2001’de o dramatik maç sonunda Huub Stevens’le beraber şampiyonluk kupasına sadece 4 dakika tutunabilen adamlardan biri de Schalke orta sahasının efsanevi futbolcularından Michael Büskens’ti. Bugün hala, Bayern’li Patrik Andersson o serbest atışı kale içindeki 13 futbolcunun arasından geçirdikten sonra yüzü bembeyaz kesilen Huub Stevens ve göz yaşlarını tutamayan Mike Büskens’in fotoğrafları “gönüllerin şampiyonu” başlığıyla Alman basınında kullanılır.
Büskens bu maçtan yıllar sonra “o gün Schalke bir şampiyonluk kaçırdı belki, ama benim kariyerimdeki son şanstı” demiştir ve şampiyonluk göremeden sahalara veda etmiştir.
Aynı Büskens bugün Fürth’ü çalıştırıyor. O dramatik son maçta sahada beraber mücadele ettiği Gerald Asamoah’ın hocası olarak. Bu sarışın adamın yüzü yine gülmüyor. Fürth’ün tek galibiyeti sezon başında Mainz deplasmanında bir şans golünden geldi. Tam 15 maçtır 3 puan alamayan Büskens’in takımı, bu hafta sonu düşme hattındaki doğrudan rakibi Augsburg’u da yenemedi. (1-1) Fürth seyircisi yarım sezon geride kalırken, evinde galibiyet görmüş değil.

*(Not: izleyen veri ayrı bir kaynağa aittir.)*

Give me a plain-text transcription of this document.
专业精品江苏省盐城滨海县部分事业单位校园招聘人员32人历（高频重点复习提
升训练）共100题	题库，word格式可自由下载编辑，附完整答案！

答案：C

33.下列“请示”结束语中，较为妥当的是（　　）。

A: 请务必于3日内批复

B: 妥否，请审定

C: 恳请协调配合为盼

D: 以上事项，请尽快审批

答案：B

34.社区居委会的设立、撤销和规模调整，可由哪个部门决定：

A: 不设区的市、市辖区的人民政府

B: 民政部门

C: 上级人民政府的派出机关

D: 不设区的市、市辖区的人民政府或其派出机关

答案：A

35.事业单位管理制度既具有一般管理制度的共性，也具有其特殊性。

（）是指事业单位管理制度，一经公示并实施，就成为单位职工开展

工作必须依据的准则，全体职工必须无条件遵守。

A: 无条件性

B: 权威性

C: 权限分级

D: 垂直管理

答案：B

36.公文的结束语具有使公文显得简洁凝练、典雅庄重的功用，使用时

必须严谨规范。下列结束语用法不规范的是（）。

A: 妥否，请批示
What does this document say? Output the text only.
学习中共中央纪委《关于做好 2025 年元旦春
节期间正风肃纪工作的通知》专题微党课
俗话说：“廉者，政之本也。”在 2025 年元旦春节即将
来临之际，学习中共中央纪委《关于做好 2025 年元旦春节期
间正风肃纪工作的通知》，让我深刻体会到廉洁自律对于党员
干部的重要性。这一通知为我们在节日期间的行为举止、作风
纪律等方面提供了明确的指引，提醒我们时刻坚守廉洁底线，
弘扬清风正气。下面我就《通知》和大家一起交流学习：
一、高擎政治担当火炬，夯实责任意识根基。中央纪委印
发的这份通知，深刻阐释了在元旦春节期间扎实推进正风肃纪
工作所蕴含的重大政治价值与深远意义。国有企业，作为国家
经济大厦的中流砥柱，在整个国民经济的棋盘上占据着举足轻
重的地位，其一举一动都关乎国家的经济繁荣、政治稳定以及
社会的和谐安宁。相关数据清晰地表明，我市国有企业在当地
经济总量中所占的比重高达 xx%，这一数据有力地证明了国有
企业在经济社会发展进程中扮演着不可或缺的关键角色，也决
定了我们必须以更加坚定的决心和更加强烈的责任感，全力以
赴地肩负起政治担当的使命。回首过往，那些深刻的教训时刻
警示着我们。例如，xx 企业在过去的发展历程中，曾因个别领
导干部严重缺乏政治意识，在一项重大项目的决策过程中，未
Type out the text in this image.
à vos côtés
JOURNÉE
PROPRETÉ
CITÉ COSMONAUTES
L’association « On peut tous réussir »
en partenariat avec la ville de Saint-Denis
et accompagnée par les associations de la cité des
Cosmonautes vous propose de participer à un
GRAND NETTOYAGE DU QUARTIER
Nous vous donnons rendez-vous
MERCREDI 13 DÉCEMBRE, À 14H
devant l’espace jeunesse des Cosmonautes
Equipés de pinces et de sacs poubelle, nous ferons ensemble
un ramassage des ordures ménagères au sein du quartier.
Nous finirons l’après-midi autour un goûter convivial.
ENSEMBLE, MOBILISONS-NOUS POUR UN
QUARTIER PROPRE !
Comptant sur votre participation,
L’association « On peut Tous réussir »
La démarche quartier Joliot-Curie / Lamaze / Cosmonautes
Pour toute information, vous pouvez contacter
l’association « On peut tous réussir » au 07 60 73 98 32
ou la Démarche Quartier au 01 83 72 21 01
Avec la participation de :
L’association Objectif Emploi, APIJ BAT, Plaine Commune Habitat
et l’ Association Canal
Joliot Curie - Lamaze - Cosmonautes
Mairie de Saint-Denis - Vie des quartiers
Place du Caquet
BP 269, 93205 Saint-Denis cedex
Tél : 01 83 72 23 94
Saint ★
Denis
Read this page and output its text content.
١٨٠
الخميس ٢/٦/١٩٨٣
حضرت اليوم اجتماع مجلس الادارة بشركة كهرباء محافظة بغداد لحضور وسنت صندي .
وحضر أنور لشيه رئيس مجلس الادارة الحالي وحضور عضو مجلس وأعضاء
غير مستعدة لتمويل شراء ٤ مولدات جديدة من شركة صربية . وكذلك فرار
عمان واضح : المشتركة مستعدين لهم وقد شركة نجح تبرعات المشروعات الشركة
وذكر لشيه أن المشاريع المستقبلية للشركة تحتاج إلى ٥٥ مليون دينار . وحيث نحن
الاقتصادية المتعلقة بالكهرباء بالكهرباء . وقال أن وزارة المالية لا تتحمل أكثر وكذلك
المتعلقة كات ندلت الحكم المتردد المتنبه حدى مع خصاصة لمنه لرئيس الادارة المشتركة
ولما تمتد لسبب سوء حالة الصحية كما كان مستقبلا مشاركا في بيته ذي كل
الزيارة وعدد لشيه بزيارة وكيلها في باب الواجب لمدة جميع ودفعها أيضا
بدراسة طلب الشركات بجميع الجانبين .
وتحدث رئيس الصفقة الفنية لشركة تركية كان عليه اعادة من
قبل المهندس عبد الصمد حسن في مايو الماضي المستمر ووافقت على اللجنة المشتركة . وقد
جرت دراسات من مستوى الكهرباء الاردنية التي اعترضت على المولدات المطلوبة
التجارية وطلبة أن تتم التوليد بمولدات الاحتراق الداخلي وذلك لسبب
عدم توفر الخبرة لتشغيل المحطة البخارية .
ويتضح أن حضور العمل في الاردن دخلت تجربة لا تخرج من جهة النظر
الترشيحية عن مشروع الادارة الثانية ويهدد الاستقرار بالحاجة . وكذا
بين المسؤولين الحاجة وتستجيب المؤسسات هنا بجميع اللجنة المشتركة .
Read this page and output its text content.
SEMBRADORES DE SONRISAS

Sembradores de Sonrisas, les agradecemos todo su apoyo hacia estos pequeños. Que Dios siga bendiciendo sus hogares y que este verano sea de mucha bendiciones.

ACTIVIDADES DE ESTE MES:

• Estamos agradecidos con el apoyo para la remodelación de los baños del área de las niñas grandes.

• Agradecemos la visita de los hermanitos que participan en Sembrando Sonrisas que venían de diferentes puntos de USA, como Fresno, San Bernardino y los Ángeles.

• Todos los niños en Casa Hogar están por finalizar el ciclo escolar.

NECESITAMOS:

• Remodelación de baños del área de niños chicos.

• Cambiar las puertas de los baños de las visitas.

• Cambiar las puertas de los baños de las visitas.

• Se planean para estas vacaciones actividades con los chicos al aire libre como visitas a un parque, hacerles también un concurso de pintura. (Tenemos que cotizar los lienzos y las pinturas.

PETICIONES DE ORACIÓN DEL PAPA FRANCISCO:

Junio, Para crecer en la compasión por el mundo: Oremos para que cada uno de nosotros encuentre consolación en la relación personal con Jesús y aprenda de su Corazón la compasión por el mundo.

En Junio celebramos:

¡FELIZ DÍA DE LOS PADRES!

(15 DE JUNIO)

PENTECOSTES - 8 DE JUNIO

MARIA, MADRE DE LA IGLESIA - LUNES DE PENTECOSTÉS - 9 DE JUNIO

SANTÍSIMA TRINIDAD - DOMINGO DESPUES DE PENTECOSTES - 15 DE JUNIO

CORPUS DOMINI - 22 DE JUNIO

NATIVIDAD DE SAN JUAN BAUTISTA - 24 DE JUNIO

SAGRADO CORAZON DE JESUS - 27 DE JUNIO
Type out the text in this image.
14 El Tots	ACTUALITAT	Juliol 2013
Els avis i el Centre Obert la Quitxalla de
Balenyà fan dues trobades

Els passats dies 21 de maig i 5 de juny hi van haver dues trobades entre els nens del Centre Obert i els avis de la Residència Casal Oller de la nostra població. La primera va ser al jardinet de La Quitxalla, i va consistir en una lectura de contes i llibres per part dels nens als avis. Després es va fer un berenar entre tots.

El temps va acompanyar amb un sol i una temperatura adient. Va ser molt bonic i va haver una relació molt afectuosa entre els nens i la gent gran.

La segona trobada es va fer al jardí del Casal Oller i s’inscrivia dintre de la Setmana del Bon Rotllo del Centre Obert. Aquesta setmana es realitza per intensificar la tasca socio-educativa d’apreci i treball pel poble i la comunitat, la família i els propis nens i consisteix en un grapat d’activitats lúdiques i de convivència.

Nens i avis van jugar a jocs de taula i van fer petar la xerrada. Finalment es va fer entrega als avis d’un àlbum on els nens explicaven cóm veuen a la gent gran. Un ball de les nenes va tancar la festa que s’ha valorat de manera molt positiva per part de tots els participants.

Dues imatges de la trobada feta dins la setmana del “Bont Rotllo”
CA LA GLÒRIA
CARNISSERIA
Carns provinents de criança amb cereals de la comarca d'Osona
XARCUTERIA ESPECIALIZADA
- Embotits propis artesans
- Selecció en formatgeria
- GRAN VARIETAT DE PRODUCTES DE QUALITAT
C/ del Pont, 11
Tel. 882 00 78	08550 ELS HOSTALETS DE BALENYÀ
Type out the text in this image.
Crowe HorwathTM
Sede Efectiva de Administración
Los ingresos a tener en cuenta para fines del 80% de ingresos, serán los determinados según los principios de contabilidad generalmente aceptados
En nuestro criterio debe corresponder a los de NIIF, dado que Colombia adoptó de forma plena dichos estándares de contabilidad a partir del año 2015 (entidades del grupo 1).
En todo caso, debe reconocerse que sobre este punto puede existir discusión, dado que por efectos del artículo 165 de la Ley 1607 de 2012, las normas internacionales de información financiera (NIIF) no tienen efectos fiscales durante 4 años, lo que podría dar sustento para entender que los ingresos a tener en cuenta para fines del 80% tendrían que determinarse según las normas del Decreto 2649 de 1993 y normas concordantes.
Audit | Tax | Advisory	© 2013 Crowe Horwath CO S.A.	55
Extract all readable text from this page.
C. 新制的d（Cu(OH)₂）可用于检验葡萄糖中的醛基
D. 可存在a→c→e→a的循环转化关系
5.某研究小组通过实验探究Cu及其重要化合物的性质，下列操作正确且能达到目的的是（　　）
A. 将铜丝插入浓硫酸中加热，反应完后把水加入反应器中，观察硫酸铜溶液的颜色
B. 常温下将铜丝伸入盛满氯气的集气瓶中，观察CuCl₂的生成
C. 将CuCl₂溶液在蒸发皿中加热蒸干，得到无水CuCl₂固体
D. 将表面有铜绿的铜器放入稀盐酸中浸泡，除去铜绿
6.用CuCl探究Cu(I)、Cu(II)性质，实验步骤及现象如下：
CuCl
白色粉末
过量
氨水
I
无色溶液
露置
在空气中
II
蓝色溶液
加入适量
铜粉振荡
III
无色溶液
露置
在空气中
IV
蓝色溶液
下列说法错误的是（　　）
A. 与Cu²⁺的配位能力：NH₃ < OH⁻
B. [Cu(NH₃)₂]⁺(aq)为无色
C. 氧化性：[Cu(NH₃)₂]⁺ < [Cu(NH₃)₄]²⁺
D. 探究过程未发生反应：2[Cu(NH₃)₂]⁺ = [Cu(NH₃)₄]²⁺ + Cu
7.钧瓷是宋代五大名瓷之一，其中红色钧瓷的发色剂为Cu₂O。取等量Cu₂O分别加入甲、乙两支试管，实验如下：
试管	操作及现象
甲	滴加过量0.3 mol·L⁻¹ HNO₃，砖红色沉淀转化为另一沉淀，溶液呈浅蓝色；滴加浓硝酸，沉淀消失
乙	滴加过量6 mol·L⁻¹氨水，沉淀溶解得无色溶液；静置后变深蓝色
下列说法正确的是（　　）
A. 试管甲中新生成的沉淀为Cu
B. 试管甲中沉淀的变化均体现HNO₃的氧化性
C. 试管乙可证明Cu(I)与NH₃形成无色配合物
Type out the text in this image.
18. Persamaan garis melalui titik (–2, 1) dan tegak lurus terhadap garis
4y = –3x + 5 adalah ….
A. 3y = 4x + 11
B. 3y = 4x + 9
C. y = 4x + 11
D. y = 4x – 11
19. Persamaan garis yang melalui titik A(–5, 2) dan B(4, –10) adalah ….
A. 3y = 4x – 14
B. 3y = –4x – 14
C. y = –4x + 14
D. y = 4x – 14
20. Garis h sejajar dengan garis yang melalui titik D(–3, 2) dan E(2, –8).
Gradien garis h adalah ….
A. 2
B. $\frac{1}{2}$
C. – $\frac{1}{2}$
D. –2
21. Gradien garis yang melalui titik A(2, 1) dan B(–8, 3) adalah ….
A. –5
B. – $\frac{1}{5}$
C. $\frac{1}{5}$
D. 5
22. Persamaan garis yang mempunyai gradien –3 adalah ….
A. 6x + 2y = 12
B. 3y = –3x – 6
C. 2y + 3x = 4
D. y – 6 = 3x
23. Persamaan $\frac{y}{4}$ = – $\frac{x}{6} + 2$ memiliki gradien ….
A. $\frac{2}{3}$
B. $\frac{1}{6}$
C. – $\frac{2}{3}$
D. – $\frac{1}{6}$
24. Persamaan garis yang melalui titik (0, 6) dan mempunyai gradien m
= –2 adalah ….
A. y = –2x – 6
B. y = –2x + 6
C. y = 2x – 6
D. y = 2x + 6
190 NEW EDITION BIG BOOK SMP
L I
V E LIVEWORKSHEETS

Yani o zamanki adıyla Parkstadion’da Schalke şampiyonluğu kaybederken yerinde olmak istemeyeceğiniz iki adam, bu hafta sonu da yerlerinde olunmak istenmeyecek adamlardı Alman futbolunda.
Biri ligin zirvesine tutunamayıp işini kaybetti,
Öteki birinci lige tutunamıyor bir türlü.
*Ölümünün 35 yılında Türk edebiyatının büyük ustası Oğuz Atay’ın en önemli eserlerinden biri olan “Tutunamayanlar”ın başlığını kendisine bir saygı duruşu olarak aldık bu hafta. Nur içinde yatsın.
HAFTANIN KARMASI
(3-4-3)
Ter Stegen (Gladbach)
---
Hedenstad (Freıburg)
Dante (B. Münih)
Hummels (Dortmund)
---
Rosenthal (Freiburg)
Götze (Dortmund)
Schwegler (Frankfurt)
Müller (Mainz)
---
Schürrle (Leverkusen)
Kiessling (Leverkusen)
Shaqiri (B. Münih)
HAFTANIN TAKIMI
Freiburg
Son 5 maçtır deplasmanda yenilmiyorlar. Bu hafta da Schalke gibi bir ekibi yenerek teknik direktörü koltuğundan ettiler. Bu başarıda hocaları Streich’ın payı çok büyük. Buna Bayern teknik direktörü Heynckes de katılıyor olacak ki, “Bence en iyi Freiburg’lu kulübede oturuyor.” şeklinde bir demeç verdi.
HAFTANIN YILDIZI
Marc-Andre ter Stegen (Gladbach)
Gladbach’ın kalecisi Bayern’in kaleye yolladığı 8 şutun 7’sini çıkardı. Sadece 1 tanesinde Shaqiri’yi durduramadı ve takımının zorlu Bayern deplasmanından 1 puan almasını sağladı.
HAFTANIN GOLÜ
Ken İlsö (Düsseldorf)
Hafta sonu Galatasaray-Fenerbahçe derbisini izlemeyen futbolsever yok denecek kadar azdır. O sebeple anlatmak zor olmayacak. Danimarkalı futbolcu ilk golünü Selçuk İnan’ın serbest vuruşuna benzer bir noktadan, benzer bir baraja karşı attı. Ancak o Volkan’ın Selçuk’un vurmasını beklediği yere vurdu. Top üst direkle yan direğin birleştiği noktaya gitti.